Myanda laughed. "A bath is an excellent idea, younger sister, and they need fresh clothes, too. Those rags can be fed to the metal worker's furnace. I wouldn't dare use them in a cook fire."

"Are they going to
stay?"
Chipo asked, with a funny emphasis on
stay.
Myanda only raised her eyebrows and said nothing.

The
  
big
  
woman
  
led
  
Rita
  
off to
  
the women's bathing area, while Chipo took Tendai to a part of the stream sheltered by reeds. She handed him a strip of cloth and a loofah pod to scrape off the dirt.

It felt wonderful to throw off the evil-smelling rags and plunge into the stream. Tendai swam along the bottom, over water-weeds that bent in the current, and splashed to the surface beside a flat rock. Thousands of black tadpoles scattered before him as he clambered through the shallows. He scrubbed and scrubbed with the loofah pod until the top layer of skin seemed worn away. He was washing off the despair of Dead Man's Vlei. He was removing the feel of the chain around his ankle. He untied the
ndoro
and carefully rinsed it.

"These are your people," he told the unknown ancestor. "Thank you for bringing me here." He fastened it around his neck again and wrapped the cloth around his hips the best way he could figure. His old rags were already gone.

With a sigh of pure happiness, Tendai lay back on the flat rock and let the dappled sunlight play over his face.

So much of the Valley of Resthaven was familiar to him. He hadn't learned it from books, or even from Father and Mother. Tendai felt a pang of guilt when he thought about his parents. He should have asked Myanda for the holophone straightaway, but it was so tempting, after the exhausting escape from Dead Man's Vlei, to rest awhile.

Yes, thought Tendai. That's all we're doing: catching our breath. After all, we've been missing so long, a few more hours won't matter. I'll ask for the phone after dinner.

Meanwhile, it was extremely pleasant to lie on the warm stone and let the breeze dry his skin. Somewhere, not far away, he heard a drum beat. It had an earthy sound, not like the metal drum at home, of something burrowed out of a tree trunk with an animal skin stretched over the top.

Now how had he known what it looked like? The Mellower, of course.

Night after night, the Mellower had told them stories of faraway times. He had told them how the houses were made and the weapons were forged, how the pots were laid in hot coals for many days to season them. It was all part of the unending wandering story he wove about them. Sometimes it was Praise, sometimes history, and a lot of the time it was pure fantasy, but told with such authority that they all believed it. And the Mellower believed it, too. They could see it in his eyes. That was the best kind of story: when the teller was as much under its spell as the listener.

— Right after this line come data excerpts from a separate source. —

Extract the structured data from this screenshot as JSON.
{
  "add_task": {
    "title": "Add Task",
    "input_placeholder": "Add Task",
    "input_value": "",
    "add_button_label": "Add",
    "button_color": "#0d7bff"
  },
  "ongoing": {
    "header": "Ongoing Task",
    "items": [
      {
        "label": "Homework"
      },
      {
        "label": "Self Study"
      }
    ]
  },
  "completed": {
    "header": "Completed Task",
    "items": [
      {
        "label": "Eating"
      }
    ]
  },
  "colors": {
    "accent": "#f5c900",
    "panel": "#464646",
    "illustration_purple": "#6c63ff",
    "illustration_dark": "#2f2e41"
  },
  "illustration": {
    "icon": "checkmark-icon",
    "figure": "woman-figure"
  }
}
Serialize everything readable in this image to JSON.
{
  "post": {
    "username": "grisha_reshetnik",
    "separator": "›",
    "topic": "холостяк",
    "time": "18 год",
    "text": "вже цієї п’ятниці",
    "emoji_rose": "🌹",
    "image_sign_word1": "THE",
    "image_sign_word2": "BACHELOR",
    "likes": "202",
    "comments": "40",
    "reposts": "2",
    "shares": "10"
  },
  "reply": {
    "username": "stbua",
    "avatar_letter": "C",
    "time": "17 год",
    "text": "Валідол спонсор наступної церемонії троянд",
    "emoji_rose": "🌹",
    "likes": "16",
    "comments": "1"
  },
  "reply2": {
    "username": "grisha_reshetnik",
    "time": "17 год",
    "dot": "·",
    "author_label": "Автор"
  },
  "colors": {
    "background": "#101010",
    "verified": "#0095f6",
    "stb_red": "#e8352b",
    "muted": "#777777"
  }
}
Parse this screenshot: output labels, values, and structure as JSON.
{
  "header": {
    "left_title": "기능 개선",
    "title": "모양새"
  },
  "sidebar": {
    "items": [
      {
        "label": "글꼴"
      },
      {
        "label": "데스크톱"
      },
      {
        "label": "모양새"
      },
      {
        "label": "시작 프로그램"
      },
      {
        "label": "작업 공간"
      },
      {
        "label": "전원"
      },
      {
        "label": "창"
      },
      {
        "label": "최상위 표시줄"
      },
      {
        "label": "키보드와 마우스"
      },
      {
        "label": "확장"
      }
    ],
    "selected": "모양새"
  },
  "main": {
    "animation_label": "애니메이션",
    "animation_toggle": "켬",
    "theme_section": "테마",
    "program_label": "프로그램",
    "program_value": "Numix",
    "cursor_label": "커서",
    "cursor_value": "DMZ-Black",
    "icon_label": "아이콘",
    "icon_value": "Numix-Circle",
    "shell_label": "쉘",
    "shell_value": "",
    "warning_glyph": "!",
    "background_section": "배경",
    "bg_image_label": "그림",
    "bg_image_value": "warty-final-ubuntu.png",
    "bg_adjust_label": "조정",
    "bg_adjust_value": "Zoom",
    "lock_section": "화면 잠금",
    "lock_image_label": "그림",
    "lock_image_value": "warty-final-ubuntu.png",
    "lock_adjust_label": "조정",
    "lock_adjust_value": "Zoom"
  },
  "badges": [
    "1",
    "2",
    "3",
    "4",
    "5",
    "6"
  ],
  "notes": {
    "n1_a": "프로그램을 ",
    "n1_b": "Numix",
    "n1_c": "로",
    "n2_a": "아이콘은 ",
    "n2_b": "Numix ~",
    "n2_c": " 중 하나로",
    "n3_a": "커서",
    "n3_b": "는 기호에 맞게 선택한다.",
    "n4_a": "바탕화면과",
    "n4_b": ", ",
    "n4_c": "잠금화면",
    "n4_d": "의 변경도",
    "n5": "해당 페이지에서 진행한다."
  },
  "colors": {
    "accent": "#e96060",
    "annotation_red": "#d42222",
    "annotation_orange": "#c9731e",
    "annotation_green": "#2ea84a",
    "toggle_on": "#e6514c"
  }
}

The incredible thing was that the Mellower was
white.
He belonged to the English tribe. His ancestors had lived in a completely different way, so how could he speak so convincingly of Tendai's ancestors?

The answer's simple, thought Tendai, feeling a pleasant ache in his legs as he rested from the long climb up the well and the flight across Dead Man's Vlei. The Mellower has a Shona
shave.
Aren't we lucky a spirit decided to possess him? I wish someone would take an interest in me. But he was too contented to worry long. With his hands folded on the
ndoro,
he drifted off into a dreamless sleep.

 

Fifteen

 

 

 

Ear, Eye and Arm had trouble finding a taxi that would take them to Dead Man's Vlei after dark. Finally, they located an old broken-down pirate taxi whose owner charged them four times the going rate.

"I'll give you eight if you wait for us," said Arm.

"Nuts to you. I can't spend it when I'm dead," the driver replied.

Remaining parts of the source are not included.